There are a few questions.

*

*Given topological spaces $X,Y$, is there natural space of continuous functions from $X$ to $Y$?

*Given a function out of a product space $f:X\times Y\to Z$, is there a natural way to curry?

*If the above doesn't work for general spaces, is it possible for $Y=[0,1]$?

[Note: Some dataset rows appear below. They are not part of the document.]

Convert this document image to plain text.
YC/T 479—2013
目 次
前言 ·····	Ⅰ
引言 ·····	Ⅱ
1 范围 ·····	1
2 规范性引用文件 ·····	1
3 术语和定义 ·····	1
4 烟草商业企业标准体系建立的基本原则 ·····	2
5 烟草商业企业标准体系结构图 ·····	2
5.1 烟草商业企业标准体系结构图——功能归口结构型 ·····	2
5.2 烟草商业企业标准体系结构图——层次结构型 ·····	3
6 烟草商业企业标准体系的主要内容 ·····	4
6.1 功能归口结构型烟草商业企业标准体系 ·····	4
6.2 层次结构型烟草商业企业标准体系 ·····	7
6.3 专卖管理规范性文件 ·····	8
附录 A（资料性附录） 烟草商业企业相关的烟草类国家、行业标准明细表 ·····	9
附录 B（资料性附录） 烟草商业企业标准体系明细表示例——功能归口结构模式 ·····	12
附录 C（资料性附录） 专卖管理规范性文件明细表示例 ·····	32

 A: Q: Given two topological spaces, $X$ and $Y$, is there a natural space of continuous functions from one space to the other?A: Yes.  It is the collection of all continuous functions from $X$ to $Y$.  (From another vantage point, one sometimes encounters an arbitrary set $X$, a topological space $Y$, and a set ${\cal F}$ of functions from $X$ to $Y$.  One can then ask, What minimal topology will make all the functions in ${\cal F}$ continuous?)
Since you call this collection of functions a ``space'', I suspect you might be looking to find out whether there is some natural (topological?) structure on this collection.  If so, yes, there is: the compact-open topology.  I think it leads to a general answer to your question about regarding a homotopy as a continuous (in some sense) mapping from $[0, 1]$ to the set of continuous mappings from $X$ to $Y$.  An efficient source to grasp this from is the book "Homotopic topology" by Fomenko, Fuchs, and Gutenmaher.
A: The answer is in [1].
$\newcommand{\Top}{\mathbf{Top}} % topological spaces$

*

*Yes, the compact open topology.

*No. A topological space $X$ is exponentiable if the functor $-\times X: \Top\to\Top$ has a right adjoint $(-)^X$. [1] shows that $X$ is exponentiable iff it is core compact. If $X$ is Hausdorff, $X$ is core compact iff it is locally compact.

*Again, no. What matters is $X$, not $Y$.

[1]: Escardó, Martín; Heckmann, Reinhold, Topologies on spaces of continuous functions., Topol. Proc. 26(2001-2002), No. 2, 545-564 (2002). ZBL1083.54009.